While New York currently has just one adult-use shop open for business, regulators have approved a total of 36 Conditional Adult Use Retail Dispensary Licenses (CAURDs), most owned by people who have been harmed by marijuana criminalization and others that will be run by non-profit organizations.
The shop that opened in New York last week is operated by the nonprofit organization Housing Works, which focuses on addressing AIDS and homelessness issues.
Meanwhile, there are 21 recreational dispensaries operating in New Jersey, where the first adult-use sales launched in April 2022. The majority of those are owned by a cluster of large, multi-state operators—a point of contention for advocates.
The state recently reported that sales exceeded $100 million for the first time in the third quarter of the 2022 fiscal year, with combined medical and recreational cannabis purchases totaling $177,710,764.
While the Twitter spat between the regulatory bodies seems to be mostly good humored, it does speak to one of the most central debates in the cannabis space: how to balance equity with commercial interests in the era of legalization.

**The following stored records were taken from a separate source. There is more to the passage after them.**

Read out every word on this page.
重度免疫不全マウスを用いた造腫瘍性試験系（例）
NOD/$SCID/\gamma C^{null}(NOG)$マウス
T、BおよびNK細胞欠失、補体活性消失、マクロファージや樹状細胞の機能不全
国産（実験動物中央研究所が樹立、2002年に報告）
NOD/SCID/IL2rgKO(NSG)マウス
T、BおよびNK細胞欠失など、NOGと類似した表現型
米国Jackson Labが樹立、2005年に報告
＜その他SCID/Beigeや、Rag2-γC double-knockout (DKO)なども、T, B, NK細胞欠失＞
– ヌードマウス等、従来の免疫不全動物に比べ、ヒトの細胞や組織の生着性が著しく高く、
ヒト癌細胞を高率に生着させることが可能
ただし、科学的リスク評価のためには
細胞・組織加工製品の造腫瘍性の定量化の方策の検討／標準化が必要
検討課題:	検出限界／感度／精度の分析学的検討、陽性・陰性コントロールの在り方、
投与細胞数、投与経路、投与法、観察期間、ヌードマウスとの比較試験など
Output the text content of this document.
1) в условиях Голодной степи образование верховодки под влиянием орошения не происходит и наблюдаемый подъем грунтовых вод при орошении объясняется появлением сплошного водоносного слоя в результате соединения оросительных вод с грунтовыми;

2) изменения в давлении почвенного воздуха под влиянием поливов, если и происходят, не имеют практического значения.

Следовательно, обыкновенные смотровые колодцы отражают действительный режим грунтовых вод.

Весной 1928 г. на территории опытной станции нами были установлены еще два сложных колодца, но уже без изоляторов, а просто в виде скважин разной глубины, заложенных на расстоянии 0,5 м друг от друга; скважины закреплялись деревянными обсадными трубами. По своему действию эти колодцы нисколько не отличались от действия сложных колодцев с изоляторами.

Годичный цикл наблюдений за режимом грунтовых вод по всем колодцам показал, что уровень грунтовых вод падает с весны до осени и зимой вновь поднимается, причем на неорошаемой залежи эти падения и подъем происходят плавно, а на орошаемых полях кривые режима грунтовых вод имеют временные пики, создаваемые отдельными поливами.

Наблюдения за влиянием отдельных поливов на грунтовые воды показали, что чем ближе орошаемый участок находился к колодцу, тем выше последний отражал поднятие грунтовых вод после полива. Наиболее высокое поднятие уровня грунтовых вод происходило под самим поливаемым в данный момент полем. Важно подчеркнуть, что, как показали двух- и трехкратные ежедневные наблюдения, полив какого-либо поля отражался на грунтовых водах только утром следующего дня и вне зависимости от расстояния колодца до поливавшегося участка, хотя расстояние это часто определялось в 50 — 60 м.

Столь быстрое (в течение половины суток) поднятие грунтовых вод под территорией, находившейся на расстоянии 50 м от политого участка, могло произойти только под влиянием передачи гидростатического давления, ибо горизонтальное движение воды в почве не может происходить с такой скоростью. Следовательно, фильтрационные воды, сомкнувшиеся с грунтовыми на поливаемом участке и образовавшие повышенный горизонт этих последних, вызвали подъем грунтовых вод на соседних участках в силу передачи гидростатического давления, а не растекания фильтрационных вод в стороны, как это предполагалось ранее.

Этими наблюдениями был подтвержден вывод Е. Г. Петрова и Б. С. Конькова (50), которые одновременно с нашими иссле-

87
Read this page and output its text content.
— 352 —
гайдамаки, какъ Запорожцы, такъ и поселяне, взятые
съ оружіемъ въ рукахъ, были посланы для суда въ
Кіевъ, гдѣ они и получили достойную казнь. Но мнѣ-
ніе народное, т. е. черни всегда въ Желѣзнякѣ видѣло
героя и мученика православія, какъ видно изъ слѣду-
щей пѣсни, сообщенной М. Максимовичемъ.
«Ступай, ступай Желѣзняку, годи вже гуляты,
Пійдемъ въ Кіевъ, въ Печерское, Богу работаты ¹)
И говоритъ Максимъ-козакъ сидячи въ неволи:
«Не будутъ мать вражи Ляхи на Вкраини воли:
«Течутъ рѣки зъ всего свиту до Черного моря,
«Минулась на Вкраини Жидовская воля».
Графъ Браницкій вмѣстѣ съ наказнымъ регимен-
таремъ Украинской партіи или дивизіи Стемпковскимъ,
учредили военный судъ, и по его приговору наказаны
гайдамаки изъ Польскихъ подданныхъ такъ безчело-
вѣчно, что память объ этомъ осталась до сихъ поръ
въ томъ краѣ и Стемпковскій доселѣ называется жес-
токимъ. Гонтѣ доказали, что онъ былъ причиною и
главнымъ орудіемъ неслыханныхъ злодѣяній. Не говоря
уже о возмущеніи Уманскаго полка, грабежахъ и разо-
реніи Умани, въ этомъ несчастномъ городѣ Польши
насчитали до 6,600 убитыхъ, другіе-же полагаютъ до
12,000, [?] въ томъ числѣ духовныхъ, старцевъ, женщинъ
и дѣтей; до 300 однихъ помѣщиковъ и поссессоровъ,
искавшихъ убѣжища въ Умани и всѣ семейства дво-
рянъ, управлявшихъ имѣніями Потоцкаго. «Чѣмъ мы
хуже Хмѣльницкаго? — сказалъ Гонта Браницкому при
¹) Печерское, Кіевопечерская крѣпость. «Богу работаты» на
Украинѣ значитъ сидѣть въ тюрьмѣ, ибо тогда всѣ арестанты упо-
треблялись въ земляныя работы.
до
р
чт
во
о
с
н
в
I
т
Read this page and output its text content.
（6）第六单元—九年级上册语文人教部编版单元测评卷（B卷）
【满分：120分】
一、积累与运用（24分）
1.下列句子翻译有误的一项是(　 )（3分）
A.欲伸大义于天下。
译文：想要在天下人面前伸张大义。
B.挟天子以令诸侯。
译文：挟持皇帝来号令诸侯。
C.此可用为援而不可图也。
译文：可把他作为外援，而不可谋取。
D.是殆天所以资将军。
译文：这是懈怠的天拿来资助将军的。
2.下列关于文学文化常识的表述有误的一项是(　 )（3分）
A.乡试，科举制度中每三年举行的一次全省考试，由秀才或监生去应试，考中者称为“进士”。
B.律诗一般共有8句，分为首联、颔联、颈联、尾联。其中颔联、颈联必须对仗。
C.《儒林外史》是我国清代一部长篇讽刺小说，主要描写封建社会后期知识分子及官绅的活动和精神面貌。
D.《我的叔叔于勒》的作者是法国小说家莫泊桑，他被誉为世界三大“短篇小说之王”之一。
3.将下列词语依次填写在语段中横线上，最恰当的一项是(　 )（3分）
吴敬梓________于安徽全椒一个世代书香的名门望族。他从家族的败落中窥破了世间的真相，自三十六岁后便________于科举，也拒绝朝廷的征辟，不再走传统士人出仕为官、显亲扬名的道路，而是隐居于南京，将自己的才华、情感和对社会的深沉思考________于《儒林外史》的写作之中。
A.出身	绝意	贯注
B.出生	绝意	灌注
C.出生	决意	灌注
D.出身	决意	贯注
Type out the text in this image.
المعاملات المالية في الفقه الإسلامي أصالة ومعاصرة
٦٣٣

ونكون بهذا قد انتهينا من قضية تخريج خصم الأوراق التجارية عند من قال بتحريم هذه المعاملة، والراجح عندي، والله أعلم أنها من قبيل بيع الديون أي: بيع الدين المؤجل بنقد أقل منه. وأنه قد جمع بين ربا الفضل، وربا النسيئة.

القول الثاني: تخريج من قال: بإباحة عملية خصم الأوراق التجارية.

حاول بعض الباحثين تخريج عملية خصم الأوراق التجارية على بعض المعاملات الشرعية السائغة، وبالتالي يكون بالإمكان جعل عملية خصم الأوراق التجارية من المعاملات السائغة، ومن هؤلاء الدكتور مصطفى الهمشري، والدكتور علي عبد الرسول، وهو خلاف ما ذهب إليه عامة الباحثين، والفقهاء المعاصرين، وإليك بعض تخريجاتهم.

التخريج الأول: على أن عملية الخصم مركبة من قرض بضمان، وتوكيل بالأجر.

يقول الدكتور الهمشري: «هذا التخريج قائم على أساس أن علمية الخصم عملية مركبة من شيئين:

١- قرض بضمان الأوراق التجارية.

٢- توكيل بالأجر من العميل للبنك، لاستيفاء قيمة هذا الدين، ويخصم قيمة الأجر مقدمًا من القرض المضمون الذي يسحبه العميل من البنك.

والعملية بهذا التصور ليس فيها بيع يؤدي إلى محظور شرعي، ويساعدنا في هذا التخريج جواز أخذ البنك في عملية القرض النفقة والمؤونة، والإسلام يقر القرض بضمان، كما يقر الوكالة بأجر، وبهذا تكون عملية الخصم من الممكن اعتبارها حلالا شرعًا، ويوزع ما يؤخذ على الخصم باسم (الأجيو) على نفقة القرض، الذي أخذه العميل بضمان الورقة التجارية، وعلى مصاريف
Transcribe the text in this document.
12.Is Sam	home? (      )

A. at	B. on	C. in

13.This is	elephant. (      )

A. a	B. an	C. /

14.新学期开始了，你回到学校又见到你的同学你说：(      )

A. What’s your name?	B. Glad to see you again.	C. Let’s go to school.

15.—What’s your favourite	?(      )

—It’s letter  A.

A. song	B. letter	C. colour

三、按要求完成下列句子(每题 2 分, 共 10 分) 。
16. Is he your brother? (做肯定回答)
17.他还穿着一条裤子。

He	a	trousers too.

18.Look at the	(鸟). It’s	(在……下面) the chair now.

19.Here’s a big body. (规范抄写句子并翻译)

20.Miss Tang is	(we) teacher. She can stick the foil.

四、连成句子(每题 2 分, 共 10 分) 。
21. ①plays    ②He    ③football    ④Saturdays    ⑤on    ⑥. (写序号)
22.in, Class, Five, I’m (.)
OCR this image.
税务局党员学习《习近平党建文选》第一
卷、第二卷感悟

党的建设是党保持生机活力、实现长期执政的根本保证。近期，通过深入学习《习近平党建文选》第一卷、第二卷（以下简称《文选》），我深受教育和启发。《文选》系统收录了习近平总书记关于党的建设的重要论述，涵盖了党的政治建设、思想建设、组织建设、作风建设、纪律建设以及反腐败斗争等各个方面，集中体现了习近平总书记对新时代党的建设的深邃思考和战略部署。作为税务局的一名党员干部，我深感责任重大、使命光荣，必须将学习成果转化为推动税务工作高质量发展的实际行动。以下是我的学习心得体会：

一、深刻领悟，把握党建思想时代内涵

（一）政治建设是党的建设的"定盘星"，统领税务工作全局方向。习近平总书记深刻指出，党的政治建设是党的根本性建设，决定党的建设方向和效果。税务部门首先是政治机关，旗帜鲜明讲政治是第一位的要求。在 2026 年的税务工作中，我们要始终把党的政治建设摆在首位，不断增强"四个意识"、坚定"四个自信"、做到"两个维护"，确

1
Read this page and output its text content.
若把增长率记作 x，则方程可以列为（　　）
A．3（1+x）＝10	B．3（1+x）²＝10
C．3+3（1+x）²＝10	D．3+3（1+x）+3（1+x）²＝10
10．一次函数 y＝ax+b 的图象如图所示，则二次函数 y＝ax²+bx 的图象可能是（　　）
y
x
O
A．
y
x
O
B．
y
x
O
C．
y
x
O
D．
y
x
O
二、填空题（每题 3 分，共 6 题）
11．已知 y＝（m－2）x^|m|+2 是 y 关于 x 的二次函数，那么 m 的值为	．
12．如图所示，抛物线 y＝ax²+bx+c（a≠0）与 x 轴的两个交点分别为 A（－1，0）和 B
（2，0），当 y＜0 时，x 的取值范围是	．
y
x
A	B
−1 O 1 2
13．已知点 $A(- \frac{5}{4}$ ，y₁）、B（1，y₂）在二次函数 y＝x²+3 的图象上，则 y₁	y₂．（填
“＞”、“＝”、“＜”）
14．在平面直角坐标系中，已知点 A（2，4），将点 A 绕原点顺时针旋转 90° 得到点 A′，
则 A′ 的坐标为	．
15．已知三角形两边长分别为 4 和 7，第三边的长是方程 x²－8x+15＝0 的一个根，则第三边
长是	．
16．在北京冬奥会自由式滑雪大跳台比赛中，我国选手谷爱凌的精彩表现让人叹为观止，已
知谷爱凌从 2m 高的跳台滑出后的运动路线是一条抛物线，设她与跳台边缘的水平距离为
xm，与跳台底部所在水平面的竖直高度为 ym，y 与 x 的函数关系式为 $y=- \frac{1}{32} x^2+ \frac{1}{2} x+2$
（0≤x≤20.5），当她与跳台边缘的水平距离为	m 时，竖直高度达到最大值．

New York officials have said on numerous occasions that they will continue to prioritize the former, and that starts with letting those who’ve been harmed by criminalization at the front of the line to participate in the market.
Additionally, the state recently selected 10 teams of firms to build out about 150 turn-key storefront facilities for social equity marijuana retailers to operate out of as the market opens up.
New Jersey officials have worked to support the industry, but some advocates have questioned certain market-forward policies such as the ongoing ban on home cultivation for adult consumers.
Gov. Phil Murphy (D) said in November that the state should “revisit” its current criminalization of homegrown marijuana for personal use—but he thinks that conversation should happen at a later point after the commercial market has matured.
Meanwhile, NJ-CRC has been receiving public input on the most effective ways to use cannabis tax revenue to invest in social equity.
In Connecticut, meanwhile, the state’s first adult-use shops are set to open next week.
Also in the region, Rhode Island’s first recreational cannabis sales started at the beginning of December.